Softness
Soft is what you meet an attack with in order to neutralize it and hard is the symmetrical balance applied to the vacated place. Many push-hands students are so deluded by their false interpretation of softness that they actually get offended if you really push them. They don't understand that soft is what you meet hard with; what you neutralize an attack with and not what you push with when you counter an attack. Push is yang, yielding is yin. Don't mix that up.
Many Aikido students are similarly confused about the concept "aiki" or blending with energy. "Strength and size are important if, when an opponent attacks, you receive the strength of the blow in a collision-like situation. If, however, you brush the blow aside, the opponent must himself manage the force he has generated."--Koichi Tohei.
The quote above talks about yielding when meeting an attack. Within the range of the attacker's effective power, the soft martial artist withdraws or neutralizes. He doesn't meet force with force, but causes the attack to miss; allowing the opponent's hard yang force to reach beyond its intended conclusion.
The opponent provides the force you use to unbalance him. You may lead the opponent past his limit of balance, and apply a technique when he's at his weakest point, trying just to stay on his feet. At that point, he offers no resistance to a push or strike, and will naturally fall victim to a throw. After neutralizing the attacker's yang energy, causing him to float, choose from a menu of options for your turn that includes reasoning with him and ranging up to the physical class of techniques which include arm locks, push, pull, throws and strikes.

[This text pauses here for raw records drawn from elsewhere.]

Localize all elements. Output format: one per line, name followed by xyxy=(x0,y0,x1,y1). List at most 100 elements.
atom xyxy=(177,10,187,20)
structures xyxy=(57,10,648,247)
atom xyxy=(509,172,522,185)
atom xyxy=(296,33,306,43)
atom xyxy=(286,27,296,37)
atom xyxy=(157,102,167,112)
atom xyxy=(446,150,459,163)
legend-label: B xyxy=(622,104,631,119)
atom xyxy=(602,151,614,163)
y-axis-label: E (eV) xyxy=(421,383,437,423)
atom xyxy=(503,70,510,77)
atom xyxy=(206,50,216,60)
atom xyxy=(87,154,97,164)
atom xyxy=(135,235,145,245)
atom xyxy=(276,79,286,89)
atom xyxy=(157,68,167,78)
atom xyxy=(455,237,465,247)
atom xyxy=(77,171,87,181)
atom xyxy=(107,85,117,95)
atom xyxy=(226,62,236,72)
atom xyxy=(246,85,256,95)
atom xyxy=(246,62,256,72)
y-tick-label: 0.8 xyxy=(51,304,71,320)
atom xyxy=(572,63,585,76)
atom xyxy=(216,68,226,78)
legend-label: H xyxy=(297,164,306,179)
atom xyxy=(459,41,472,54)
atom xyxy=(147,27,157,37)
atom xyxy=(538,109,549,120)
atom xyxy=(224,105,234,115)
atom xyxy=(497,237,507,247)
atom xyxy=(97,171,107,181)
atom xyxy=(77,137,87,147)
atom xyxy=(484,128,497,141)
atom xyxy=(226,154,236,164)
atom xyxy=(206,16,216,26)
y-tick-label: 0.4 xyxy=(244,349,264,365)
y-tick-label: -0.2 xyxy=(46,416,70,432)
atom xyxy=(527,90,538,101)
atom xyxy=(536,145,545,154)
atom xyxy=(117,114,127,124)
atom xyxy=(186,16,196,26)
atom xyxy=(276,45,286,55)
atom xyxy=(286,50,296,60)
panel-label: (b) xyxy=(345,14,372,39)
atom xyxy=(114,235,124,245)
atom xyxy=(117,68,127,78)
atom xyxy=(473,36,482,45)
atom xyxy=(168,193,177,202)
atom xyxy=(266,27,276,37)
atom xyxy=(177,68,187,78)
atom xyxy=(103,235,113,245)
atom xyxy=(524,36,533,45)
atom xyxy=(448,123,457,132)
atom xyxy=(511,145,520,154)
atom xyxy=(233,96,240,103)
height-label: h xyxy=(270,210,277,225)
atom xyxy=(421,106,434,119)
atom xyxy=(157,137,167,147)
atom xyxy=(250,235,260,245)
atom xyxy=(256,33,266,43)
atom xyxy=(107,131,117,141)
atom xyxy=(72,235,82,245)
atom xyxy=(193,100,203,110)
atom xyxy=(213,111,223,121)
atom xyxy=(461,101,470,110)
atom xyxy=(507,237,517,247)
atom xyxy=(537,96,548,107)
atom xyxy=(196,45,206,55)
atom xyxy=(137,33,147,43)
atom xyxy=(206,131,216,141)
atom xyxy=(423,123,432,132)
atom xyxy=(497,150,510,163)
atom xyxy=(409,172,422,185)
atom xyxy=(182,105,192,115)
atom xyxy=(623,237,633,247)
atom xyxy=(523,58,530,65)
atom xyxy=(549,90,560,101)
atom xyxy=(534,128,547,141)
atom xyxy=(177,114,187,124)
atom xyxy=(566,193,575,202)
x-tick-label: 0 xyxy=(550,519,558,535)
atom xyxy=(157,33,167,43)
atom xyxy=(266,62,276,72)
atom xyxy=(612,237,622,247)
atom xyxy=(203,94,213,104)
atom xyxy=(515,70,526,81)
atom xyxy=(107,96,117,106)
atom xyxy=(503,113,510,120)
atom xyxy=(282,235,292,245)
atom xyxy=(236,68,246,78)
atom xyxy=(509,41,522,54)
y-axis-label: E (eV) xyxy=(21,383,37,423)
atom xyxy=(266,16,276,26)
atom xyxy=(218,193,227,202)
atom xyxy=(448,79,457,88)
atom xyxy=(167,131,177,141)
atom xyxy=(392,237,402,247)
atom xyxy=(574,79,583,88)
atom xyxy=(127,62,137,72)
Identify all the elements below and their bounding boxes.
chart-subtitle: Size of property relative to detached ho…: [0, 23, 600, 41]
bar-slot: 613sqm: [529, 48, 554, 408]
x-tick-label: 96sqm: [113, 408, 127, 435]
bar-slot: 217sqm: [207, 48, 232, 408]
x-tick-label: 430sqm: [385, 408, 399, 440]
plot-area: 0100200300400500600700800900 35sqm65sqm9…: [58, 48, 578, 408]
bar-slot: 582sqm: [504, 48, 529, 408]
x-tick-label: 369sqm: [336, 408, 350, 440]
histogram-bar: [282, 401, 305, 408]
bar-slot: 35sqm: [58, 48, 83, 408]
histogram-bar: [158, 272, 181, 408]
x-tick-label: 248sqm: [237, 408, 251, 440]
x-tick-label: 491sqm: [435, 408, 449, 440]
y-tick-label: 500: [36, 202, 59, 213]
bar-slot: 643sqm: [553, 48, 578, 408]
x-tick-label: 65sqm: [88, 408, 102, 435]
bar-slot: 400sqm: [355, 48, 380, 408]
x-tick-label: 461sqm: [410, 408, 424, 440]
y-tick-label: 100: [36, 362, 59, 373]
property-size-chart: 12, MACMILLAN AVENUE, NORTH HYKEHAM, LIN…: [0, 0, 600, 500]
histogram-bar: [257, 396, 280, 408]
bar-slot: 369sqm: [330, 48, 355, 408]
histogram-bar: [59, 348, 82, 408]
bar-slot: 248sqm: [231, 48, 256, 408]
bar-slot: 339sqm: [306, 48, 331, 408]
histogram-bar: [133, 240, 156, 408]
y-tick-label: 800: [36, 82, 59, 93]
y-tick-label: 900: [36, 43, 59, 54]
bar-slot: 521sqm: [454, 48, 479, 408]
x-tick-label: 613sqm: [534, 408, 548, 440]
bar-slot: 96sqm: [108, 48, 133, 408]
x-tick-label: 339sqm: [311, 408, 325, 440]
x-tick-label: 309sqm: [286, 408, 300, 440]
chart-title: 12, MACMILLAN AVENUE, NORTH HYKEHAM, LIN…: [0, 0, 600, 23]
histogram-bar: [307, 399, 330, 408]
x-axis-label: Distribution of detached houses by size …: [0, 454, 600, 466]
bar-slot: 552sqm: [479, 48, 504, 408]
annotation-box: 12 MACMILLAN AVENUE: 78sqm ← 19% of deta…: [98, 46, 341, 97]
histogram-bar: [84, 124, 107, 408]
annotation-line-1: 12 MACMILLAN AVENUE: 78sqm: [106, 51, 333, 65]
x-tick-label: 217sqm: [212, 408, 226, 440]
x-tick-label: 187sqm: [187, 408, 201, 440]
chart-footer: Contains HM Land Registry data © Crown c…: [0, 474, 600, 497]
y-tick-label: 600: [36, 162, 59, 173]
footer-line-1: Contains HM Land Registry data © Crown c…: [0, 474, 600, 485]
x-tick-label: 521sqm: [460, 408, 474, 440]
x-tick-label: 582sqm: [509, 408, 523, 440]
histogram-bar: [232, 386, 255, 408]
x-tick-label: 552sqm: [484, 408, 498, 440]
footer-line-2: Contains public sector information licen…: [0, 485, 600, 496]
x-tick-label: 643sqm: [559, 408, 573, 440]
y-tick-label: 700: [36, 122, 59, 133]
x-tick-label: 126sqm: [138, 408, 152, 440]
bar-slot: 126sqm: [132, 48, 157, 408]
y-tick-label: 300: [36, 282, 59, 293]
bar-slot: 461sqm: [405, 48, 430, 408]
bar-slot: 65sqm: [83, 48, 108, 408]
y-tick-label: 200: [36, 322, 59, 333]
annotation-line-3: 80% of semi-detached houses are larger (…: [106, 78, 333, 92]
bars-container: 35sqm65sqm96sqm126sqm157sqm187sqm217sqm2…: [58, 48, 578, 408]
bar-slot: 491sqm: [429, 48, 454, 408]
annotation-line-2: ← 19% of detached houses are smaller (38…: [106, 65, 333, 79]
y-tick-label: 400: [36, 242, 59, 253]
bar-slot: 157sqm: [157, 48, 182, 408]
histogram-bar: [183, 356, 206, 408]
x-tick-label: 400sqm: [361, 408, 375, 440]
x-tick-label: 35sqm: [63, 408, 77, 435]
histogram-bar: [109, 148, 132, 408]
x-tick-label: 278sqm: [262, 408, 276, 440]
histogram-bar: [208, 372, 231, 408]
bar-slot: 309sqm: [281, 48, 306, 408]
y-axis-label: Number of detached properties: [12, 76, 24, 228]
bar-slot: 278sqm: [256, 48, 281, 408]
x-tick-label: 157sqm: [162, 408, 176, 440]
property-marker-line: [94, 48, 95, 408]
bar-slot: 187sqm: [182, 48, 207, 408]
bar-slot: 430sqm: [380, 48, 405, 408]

There's a clear admontion in the Tai Chi classics to let the force of a fly or the weight of a feather set you into yielding motion. In push hands, yield to the weight of a feather, unbalance an attacker with a four-ounce deflection and then surge from yin to yang at the proper breaking point, pushing the opponent away. This essential principle of softness tell us to use a force of four ounces to lead or deflect an attack away from us in the direction it intends to go. The four-ounce application on the yielding side is esentially a vacuum force applied to destabilize the opponent.
Why four ounces and not four pounds? If you apply more than four ounces, you have taken your turn and it is the opponent's turn again. The opponent can't feel four ounces, and so in unaware of being led, giving him the impression that his turn is continuing when, in fact, you're already taking his turn.